C'est là où je pense que dada prend le problème à l'envers. Sur un plan strictement financier, il n'y a pas photo. Sur un plan humain, on se retrouves avec des personnes qui se disent ingés, développeurs, ou admin sys mais qui sont en réalité incapable de taper la moindre ligne de commande. Rigolez pas, récemment, la boîte où je bosse a décidé de passer à Debian. C'est la galère…

Alors voilà le constat que je fais : passer au libre, ça coûte cher et c'est contraignant, certes. Mais si personne ne s'y met jamais, on se retrouve en fait avec une somme colossale de pertes en compétences.

Et c'est précisément le problème qu'illustre le Commit Strip que dada poste à la fin de sont billet : choisir de garder des licences, c'est choisir de laisser des compétences essentielles à l'entreprise s'accumuler dans les mains de quelques informaticiens brillants et quelques lobbys.

Si le produit de gestion des mails de Google est si bon, c'est précisément parce que personne d'autre que Google ne souhaite s'en soucier. Et pourtant, il est aujourd'hui courant dans les boîtes d'informatique d'interdire aux employés d'utiliser la messagerie d'entreprise pour s'échanger des données sensibles, un comble…
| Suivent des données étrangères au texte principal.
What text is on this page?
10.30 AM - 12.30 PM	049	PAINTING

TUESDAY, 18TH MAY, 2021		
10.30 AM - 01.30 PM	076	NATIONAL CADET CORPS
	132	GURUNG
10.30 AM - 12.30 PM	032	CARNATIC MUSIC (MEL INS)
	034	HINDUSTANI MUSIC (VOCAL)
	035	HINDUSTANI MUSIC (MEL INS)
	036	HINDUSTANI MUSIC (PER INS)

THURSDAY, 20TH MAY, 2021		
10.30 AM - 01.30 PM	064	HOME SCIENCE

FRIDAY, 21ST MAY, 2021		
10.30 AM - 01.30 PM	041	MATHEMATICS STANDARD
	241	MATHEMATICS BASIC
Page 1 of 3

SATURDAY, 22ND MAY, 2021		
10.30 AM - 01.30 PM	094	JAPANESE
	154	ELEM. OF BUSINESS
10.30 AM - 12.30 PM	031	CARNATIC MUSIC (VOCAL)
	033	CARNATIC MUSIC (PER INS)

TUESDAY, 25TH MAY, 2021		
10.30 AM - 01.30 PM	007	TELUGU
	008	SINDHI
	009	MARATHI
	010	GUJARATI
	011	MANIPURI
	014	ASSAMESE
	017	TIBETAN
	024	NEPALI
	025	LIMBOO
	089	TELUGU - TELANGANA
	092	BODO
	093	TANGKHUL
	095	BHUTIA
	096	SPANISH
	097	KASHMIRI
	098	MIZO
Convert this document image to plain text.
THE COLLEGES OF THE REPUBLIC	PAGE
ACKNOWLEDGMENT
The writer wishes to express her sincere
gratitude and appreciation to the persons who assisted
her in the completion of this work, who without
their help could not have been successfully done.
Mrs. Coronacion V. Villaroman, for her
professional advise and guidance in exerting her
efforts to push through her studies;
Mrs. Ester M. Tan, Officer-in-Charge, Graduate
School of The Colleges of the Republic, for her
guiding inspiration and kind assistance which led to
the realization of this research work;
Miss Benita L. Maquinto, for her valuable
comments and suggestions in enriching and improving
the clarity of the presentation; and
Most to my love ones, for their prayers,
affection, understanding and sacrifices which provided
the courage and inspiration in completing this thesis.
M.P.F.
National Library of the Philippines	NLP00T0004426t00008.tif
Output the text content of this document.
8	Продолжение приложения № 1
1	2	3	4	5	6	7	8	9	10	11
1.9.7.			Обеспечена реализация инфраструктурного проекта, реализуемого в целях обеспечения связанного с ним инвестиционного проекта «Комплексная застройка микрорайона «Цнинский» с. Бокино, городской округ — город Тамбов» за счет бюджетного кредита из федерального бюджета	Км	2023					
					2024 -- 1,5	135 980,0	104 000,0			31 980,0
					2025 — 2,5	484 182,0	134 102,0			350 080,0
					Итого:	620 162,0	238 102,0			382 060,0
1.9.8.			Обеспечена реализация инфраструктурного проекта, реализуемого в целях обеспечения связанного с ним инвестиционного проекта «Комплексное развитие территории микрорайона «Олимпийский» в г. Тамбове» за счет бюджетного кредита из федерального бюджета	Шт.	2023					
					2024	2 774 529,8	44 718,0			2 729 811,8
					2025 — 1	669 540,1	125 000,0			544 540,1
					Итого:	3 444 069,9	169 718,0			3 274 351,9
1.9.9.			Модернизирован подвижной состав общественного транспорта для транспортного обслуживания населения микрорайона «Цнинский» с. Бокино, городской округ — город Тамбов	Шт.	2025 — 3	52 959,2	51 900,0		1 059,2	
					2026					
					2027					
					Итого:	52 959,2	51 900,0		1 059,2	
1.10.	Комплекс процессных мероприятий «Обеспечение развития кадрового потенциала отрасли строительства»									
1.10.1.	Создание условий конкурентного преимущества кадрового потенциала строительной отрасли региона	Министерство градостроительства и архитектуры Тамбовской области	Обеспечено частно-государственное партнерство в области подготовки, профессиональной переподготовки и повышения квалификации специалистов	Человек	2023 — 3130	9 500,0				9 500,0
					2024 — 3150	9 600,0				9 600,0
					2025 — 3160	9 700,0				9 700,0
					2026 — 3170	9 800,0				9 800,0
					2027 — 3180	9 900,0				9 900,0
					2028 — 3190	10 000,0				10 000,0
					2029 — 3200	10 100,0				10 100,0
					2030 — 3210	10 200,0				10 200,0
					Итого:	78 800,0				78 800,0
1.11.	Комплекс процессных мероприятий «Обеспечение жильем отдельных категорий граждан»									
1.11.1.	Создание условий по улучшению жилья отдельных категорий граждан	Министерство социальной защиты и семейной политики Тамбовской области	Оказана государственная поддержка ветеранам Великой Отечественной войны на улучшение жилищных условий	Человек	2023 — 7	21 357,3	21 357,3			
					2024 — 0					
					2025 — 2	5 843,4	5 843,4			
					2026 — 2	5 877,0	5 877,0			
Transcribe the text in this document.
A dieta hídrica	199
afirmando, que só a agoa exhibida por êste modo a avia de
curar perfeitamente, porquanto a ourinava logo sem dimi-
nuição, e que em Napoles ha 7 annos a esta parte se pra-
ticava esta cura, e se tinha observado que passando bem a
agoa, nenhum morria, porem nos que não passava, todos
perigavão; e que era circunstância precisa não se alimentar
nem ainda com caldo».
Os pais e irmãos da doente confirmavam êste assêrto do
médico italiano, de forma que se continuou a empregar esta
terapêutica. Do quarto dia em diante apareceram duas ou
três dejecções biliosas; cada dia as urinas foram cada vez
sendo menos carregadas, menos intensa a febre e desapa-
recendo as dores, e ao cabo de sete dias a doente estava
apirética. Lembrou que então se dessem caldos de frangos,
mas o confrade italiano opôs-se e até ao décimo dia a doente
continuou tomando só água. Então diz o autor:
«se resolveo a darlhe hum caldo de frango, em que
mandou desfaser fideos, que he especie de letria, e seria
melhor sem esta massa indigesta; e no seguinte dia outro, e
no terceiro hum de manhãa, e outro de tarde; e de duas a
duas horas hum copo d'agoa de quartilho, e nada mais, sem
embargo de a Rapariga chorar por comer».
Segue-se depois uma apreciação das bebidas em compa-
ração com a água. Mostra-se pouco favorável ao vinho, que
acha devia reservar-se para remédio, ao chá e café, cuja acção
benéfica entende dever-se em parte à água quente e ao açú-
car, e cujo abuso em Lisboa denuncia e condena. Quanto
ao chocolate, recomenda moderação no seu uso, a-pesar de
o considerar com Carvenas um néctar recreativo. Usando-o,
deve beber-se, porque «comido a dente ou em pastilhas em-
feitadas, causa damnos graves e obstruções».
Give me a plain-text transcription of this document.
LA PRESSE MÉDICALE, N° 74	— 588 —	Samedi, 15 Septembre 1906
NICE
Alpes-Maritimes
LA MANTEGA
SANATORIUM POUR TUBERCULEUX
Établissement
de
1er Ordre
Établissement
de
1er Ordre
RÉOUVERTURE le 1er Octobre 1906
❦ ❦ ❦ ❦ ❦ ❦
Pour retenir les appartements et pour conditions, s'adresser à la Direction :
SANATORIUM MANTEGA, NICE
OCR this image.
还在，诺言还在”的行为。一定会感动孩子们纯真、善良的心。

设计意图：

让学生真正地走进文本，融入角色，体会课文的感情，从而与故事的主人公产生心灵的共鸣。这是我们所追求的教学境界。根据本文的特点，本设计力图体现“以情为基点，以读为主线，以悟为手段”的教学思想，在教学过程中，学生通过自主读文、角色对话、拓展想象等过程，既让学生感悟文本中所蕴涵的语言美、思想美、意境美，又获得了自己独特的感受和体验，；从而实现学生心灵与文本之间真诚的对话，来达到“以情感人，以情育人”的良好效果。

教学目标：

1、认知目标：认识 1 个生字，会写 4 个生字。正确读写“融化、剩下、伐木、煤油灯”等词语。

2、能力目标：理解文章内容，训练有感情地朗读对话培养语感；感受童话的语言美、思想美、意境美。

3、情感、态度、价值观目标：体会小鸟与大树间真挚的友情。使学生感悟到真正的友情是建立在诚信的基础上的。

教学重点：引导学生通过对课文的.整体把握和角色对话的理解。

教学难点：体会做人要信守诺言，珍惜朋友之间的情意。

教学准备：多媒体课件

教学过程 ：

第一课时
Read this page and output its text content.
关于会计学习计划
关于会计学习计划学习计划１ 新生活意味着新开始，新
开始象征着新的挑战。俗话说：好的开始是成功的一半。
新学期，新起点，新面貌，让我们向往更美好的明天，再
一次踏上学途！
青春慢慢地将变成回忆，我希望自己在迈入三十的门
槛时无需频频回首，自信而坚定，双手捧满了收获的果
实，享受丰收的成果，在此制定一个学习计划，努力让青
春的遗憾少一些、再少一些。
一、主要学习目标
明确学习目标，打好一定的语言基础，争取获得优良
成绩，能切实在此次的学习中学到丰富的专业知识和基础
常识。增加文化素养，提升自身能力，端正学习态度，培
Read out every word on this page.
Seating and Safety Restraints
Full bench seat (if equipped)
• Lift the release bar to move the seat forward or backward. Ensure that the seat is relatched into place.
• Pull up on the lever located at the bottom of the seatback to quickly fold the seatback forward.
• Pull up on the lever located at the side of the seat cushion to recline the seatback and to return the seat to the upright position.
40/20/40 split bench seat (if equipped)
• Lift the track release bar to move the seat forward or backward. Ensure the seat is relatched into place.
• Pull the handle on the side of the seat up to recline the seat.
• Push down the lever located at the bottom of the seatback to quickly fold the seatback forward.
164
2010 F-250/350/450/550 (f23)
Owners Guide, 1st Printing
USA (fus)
Mais j'ai bon espoir : nombre d'entreprises commencent à se rendre compte d'à quel point l'informatique est une question sensible et à quel points elles ont besoin de compétences.  Elles sont de moins en moins enclines à externaliser leur informatique. Et dans le même temps, on assiste à une poussée considérable du libre dans tous les domaines de l'informatique.

Moi je vous le dis : un jour, le libre dominera le monde ! Mais pas demain. Demain y'a conférence de Stallman.

Merci à lui ! Vous pouvez parcourir ses autres billets publiés sur le blog de Laurent Napias.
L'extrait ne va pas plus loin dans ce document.